One last solution (since the name will not change) might be to append the
version number after GIMP, so they could call it "GIMP 2.8", which would
disambiguate it from the fetishy Quentin Tarantino character (as if that
mistake could actually be made).

My two cents, and I am a career graphic designer and long, long time
Photoshop user (since Photoshop was ver 2.5, up through CS3). These days I
use GIMP for all my Photoshop heavy-lifting. I always recommend GIMP to
companies as a replacement for Adobe products for their photo-editing and
graphic design needs. Not one has even mentioned the name being an issue.
Why would they? GIMP goes right along with Google, Yahoo, and a myriad of
other silly named things that people also don't care about. The most common
questions I get are "Are you sure this is free?", and "No, really? This is
free? I can use this for professional purposes?".

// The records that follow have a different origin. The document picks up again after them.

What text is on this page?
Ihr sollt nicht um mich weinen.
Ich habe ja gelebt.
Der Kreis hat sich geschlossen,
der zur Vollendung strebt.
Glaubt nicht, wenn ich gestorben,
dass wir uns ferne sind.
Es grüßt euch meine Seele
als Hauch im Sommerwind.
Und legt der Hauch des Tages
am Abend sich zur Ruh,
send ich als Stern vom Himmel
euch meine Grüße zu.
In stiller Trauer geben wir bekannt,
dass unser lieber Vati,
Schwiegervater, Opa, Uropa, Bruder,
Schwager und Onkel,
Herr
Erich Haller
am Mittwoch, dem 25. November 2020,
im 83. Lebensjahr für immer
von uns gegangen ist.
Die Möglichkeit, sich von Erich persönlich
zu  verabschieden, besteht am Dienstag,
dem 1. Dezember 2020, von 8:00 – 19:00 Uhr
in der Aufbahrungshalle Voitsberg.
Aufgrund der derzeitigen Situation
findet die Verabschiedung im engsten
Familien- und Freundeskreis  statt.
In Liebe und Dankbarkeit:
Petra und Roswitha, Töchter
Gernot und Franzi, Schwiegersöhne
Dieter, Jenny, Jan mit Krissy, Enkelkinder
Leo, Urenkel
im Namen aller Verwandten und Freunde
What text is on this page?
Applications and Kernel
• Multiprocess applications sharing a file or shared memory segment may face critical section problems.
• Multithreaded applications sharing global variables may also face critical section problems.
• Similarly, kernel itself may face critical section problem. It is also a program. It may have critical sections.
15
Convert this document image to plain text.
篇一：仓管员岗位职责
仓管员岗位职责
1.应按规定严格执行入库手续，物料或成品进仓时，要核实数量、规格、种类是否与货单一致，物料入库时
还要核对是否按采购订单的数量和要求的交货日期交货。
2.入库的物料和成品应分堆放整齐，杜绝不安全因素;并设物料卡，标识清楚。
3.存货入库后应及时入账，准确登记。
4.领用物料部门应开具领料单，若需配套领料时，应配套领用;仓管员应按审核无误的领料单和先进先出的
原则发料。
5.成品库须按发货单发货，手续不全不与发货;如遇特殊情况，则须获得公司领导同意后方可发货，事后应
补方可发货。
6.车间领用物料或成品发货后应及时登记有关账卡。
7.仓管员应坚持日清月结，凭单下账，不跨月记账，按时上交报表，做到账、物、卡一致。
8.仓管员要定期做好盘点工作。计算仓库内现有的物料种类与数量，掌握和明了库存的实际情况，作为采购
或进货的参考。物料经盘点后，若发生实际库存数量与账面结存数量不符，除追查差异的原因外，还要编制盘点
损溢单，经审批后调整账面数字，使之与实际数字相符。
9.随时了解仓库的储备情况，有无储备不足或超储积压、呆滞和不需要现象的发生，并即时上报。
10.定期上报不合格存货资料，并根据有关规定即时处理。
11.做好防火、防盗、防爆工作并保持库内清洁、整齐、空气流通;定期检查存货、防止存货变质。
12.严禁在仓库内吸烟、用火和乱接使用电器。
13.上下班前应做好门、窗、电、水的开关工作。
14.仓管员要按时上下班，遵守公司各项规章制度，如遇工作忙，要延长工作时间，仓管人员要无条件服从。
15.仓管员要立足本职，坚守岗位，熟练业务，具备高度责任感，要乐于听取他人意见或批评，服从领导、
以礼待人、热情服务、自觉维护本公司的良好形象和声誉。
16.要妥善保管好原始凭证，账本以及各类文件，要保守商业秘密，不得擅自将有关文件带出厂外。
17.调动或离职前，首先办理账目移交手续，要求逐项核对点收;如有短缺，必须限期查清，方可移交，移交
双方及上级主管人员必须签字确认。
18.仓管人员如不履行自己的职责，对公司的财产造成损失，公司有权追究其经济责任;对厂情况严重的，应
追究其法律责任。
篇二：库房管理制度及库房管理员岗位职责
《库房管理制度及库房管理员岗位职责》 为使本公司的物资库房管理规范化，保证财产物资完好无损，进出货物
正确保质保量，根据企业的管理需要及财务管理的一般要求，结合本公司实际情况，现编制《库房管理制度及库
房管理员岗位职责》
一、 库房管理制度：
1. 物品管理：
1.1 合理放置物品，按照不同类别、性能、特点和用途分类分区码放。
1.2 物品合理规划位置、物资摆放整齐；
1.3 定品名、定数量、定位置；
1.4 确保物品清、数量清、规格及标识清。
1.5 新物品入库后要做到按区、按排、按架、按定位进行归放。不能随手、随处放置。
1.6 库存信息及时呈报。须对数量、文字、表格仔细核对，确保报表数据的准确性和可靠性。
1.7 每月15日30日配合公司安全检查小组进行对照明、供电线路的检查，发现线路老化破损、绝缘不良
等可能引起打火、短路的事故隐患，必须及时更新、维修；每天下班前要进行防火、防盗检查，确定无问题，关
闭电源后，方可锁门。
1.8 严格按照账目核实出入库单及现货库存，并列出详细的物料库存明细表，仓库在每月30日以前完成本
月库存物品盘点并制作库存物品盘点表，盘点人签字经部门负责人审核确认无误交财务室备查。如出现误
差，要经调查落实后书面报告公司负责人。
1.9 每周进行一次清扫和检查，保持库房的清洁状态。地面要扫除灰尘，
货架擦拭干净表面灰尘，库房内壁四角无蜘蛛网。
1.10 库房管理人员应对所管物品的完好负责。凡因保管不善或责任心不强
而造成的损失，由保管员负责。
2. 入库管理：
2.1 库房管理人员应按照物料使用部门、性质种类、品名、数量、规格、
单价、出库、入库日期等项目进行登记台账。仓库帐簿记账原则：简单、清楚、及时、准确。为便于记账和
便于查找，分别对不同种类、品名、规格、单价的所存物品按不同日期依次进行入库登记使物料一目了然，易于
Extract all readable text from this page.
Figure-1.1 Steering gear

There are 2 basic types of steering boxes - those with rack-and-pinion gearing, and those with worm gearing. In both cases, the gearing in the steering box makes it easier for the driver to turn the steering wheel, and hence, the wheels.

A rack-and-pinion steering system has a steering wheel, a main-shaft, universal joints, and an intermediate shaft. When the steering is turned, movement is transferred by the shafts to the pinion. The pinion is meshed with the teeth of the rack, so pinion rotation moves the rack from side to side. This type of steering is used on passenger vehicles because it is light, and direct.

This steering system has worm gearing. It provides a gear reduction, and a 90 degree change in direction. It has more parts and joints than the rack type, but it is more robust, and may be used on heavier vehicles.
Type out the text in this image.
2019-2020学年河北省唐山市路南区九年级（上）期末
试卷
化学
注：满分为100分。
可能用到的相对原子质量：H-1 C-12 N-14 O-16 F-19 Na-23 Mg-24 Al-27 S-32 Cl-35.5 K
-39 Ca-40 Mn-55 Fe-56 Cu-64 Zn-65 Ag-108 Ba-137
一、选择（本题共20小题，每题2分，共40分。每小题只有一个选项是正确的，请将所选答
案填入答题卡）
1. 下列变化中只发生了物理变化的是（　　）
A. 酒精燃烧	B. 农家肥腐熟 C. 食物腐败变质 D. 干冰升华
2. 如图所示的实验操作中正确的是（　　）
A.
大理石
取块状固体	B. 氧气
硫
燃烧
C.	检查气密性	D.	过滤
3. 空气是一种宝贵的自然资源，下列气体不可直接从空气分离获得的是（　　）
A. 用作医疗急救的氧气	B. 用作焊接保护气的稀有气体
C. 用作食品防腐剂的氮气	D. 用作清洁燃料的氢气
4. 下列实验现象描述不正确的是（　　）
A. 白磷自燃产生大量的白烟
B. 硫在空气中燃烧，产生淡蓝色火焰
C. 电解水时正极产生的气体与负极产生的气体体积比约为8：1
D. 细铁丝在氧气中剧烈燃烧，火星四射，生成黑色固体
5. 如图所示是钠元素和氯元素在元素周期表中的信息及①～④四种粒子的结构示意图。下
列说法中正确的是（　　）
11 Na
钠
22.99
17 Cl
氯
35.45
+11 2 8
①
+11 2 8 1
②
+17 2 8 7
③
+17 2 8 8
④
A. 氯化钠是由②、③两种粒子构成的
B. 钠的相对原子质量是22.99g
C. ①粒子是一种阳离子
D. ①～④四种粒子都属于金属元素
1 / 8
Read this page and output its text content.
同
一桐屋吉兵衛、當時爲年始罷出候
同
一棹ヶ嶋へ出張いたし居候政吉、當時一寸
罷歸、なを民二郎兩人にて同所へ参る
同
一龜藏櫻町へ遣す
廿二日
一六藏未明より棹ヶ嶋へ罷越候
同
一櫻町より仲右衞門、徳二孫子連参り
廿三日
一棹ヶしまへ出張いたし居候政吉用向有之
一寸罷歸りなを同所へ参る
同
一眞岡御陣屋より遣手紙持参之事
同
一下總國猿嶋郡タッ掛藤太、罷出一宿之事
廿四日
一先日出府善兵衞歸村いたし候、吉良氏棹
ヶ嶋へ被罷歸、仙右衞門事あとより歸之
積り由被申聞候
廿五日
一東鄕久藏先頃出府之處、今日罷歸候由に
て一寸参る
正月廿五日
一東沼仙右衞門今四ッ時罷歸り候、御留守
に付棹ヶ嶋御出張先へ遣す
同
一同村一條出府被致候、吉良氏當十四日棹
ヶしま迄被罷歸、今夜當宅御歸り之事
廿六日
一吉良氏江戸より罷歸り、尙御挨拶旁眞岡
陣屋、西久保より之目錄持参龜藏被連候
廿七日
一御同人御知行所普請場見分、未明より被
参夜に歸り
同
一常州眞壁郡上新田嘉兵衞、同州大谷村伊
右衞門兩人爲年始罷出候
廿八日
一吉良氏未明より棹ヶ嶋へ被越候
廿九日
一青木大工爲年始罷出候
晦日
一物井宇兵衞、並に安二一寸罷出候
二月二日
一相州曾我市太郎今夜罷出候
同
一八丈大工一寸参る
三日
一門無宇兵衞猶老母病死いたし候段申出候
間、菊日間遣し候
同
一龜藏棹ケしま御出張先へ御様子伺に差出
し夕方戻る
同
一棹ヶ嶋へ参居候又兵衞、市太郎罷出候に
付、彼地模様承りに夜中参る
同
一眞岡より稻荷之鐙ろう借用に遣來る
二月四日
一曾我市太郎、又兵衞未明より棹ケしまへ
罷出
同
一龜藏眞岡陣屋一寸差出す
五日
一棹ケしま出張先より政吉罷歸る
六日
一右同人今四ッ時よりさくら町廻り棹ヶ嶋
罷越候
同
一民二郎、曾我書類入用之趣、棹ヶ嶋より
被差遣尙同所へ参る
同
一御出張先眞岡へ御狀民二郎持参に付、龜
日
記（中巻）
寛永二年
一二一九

Sure, there will always be some people who don't like the name. Maybe a
page directing them to some of the finer points made in these
conversations, and suggestions for calling it something "else" like
G.I.M.P. or GnuIMP, or GIMP 2.8. or pronouncing it "JIMP" as none of these
require changing the name of the program.


On Wed, Apr 29, 2015 at 7:47 PM, Nathan Summers <rockwalrus gmail com>

Grr, when did GMail change the default from reply-to-list to

On Tue, Apr 28, 2015 at 4:34 AM, Alexandre Prokoudine
<alexandre prokoudine gmail com> wrote:
28 апр. 2015 г. 8:22 пользователь "Sam Bagot" написал:

Renames have worked in the past as I see it and for the most part, as
sure you've heard people consider before, a product named gimp can't
succeed against a product named professionally like PhotoShop.

We do not make GIMP to compete against Photoshop.

GIMP _is_ used at schools. Also, USA is not the only country in the
Not even the largest one out there.

So our target audience is non-English speaking photographic
professionals that don't already like Photoshop?  I just don't see
that as a very big niche.

Furthermore, I suggest you exercise nastyness elsewhere. This is a
list for discussing development of GIMP.

There's nothing nasty about what he said.  The name of the program
actually is a serious impediment to the development of GIMP, and if
it's not to be discussed here, then where?  Sam makes several
excellent points about why GIMP doesn't get the kind of professional
contributions that other projects of similar stature such as the Linux
kernel or Firefox, and I think there's a lot of truth to what he says.

You can say that you don't care about what GIMP means in English out
of some egalitarian principal that all languages should be treated
equally, but as a practical matter that means that you're putting a
huge barrier to developing in place for the largest part of the
software industry GDP.  That has consequences.  For example, I
wouldn't have wanted my name associated with something called "GIMP"
if I had known what the word meant when I started contributing to it.
I highly doubt I'm the only one.  Are you sure it's a good idea to
shut out contributions from all but the most naive and the most
calloused of the English-speaking world?

I personally consider the "we can get people to overlook the
connotations of the name" idea as a failed hypothesis at this point.
I'm not sure how aware the non-native-English speakers are of how far
the name is outside of the Overton Window, but I can assure you it's
not even close.  It's not worth the effort to try to make it socially
acceptable.  You can choose to ignore that fact, but you can't deny
that it has a very large influence on the pace of development.